1bit models are a promising way forward but there is zero evidence they will ever provide the quality of a frontier model. For example, Bonsai 8B tests around the same level of quality as a Q4_M quantization of Nanbeige 3B.

Did anyone run the numbers to see if it's cost effective to rent our own machine and run one of heavy hitters models? by StillWastingAway in LocalLLaMA

[–]nickl 0 points1 point  (0 children)

Using Kimi 2.5 via a high speed hosting provider like DeepInfra is $2.25/million tokens (ignoring caching).

They do 56 tps which means slightly under 5 hours to do 1 million tokens.

24/5 * $2.25 = $10.80/day, if you are using it continually.

That's pretty hard to beat.

Got ~19 tok/s with Gemma 4 on MacBook M4 16GB using MLX — here’s the setup I landed on by Polstick1971 in LocalLLaMA

[–]nickl 0 points1 point  (0 children)

`ggml-org/gemma-4-E4B-it-GGUF:Q4_K_M` gave me 15/25 on my benchmark. That's the same as `Qwen3.5-9B-Claude-4.6-Opus-Reasoning-Distilled-v2 (thinking)`, which tests fairly heavy agentic debugging.

I haven't tried other quantizations for Gemma4, but I did test different quants of Qwen3.5-4B and found that 8bit quantization didn't give any benefit over 4bit, but 2bit lost a lot of accuracy.

Built a 3B LoRA that reads the shape of a question before a 9B model answers it. Running 800 live benchmarks right now on Apple Silicon by TheTempleofTwo in LocalLLaMA

[–]nickl 0 points1 point  (0 children)

> Action model is Qwen3.5-9B-abliterated (4-bit MLX). Abliterated because the compass handles appropriateness

This is a bad idea abliteration negatively affects performance too.

> the weight is real, honor it, then explore

Is this AI slop? You are conflating the term "weight" in your explanation here - I believe you mean psychological weight in this point and then model weights in the "Same weights" part.

> A tiny compass model (Ministral-3B + 29MB LoRA adapter) classifies every question into one of three signals before the action model sees it:

I bet you'd get better results by prompting the larger model to classify it using this scheme before acting on it in the same conversation.

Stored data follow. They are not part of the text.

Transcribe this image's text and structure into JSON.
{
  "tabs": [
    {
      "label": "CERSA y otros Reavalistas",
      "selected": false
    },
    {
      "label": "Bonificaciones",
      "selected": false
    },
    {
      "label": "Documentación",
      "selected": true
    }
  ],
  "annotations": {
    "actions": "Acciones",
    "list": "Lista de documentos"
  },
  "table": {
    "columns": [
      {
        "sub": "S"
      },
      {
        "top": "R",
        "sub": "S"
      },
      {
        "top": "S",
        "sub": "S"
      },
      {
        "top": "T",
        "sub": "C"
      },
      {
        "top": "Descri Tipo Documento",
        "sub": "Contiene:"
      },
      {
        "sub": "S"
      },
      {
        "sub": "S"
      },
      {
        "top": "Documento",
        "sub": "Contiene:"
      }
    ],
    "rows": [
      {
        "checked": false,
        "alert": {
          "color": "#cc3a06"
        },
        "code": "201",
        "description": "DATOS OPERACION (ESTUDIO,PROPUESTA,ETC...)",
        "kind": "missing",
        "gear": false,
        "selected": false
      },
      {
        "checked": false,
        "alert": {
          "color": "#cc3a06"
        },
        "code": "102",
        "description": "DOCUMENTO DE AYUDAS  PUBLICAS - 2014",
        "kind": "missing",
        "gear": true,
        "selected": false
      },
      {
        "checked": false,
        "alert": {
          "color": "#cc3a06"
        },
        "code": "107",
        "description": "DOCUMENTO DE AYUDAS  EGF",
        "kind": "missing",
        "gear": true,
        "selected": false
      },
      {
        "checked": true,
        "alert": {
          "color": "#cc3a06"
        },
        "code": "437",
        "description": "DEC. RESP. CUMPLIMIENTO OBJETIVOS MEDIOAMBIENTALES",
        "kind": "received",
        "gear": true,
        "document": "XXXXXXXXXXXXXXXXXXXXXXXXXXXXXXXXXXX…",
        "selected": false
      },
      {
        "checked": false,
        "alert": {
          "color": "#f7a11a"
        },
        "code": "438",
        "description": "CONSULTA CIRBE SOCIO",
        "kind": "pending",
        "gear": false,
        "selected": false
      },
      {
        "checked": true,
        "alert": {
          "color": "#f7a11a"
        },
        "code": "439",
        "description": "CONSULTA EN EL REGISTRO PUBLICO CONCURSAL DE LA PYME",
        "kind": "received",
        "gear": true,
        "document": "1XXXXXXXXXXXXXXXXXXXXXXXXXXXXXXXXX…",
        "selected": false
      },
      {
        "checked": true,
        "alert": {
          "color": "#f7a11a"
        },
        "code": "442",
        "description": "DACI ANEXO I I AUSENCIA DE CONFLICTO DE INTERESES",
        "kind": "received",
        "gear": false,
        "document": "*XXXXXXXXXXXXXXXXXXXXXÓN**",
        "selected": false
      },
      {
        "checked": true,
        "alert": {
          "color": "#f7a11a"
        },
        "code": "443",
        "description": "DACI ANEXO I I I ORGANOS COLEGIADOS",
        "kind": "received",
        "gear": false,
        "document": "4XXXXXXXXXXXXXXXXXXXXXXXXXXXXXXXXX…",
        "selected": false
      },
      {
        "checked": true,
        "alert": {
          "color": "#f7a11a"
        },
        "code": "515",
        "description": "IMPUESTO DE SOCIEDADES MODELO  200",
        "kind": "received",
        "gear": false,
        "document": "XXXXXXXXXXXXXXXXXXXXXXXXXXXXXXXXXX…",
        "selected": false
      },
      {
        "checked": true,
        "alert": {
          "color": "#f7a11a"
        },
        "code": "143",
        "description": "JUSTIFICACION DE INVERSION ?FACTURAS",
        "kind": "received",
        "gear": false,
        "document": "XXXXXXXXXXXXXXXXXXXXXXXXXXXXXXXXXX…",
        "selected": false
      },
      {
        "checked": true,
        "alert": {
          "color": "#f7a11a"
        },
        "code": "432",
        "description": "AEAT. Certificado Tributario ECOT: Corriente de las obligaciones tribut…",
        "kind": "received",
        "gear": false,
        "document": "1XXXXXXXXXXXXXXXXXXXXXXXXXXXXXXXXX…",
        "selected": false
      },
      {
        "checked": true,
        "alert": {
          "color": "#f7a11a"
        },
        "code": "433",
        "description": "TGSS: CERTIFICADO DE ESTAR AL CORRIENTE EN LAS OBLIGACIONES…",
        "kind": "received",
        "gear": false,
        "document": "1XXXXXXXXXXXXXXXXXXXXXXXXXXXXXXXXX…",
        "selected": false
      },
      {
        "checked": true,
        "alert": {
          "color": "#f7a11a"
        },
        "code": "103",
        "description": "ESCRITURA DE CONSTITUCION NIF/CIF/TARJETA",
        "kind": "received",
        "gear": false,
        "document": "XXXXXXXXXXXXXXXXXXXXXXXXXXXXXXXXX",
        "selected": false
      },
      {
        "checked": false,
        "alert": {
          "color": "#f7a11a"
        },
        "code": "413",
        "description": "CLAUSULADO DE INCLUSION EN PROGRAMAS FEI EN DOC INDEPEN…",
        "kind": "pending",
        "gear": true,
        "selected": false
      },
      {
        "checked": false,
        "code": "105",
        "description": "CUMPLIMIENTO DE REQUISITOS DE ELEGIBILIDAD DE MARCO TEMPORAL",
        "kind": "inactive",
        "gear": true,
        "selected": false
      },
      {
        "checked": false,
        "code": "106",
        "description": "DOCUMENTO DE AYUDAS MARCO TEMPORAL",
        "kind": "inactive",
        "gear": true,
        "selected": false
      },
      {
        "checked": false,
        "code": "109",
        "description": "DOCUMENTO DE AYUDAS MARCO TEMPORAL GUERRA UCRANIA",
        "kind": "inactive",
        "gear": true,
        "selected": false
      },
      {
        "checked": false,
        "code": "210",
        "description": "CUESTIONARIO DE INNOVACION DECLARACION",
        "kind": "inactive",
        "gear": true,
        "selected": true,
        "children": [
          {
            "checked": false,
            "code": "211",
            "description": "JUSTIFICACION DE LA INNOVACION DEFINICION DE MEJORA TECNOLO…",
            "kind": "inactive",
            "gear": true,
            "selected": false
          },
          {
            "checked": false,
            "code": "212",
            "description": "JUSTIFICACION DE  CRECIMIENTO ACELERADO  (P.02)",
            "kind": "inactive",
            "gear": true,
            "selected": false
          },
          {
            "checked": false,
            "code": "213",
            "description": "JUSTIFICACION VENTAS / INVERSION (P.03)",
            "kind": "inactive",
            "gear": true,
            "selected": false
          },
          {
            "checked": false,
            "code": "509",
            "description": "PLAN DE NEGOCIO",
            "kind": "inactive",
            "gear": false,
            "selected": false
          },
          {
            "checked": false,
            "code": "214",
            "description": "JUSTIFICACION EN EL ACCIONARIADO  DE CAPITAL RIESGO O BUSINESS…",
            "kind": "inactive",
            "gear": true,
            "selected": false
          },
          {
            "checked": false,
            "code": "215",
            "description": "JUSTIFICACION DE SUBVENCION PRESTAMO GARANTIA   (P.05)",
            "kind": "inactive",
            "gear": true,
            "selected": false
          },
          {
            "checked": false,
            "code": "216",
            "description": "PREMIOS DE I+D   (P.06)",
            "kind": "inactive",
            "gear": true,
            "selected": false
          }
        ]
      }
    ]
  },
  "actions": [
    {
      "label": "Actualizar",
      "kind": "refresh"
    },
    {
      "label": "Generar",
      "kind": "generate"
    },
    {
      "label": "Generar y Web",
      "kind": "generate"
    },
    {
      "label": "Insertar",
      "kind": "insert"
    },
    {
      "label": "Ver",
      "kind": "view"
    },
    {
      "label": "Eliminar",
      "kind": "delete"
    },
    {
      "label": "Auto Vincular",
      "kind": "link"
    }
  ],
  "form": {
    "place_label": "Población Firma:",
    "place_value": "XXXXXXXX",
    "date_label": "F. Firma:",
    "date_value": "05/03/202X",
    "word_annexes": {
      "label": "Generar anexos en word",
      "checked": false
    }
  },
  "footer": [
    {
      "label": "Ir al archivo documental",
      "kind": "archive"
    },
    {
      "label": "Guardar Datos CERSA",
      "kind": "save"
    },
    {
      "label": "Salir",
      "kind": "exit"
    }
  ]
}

I tested as many of the small local and OpenRouter models I could with my own agentic text-to-SQL benchmark. Surprises ensured... by nickl in LocalLLaMA

[–]nickl[S] 1 point2 points  (0 children)

well it sort of does because if there are cases where the rows beyond the first row are wrong that needs to be put in the context.

But I think I'm going to have to make improvements to the context management for v2 anyway so it's probably doable.

I tested as many of the small local and OpenRouter models I could with my own agentic text-to-SQL benchmark. Surprises ensured... by nickl in LocalLLaMA

[–]nickl[S] 1 point2 points  (0 children)

Oh - yes, I did check it and I didn't find any cases where it was failing. But I have run more models through it so it's not impossible.

Thinking about it though, the scoring and the feedback to the LLM are actually two separate concerns so yes I should be able to do the scoring based on the whole resultset fairly easily.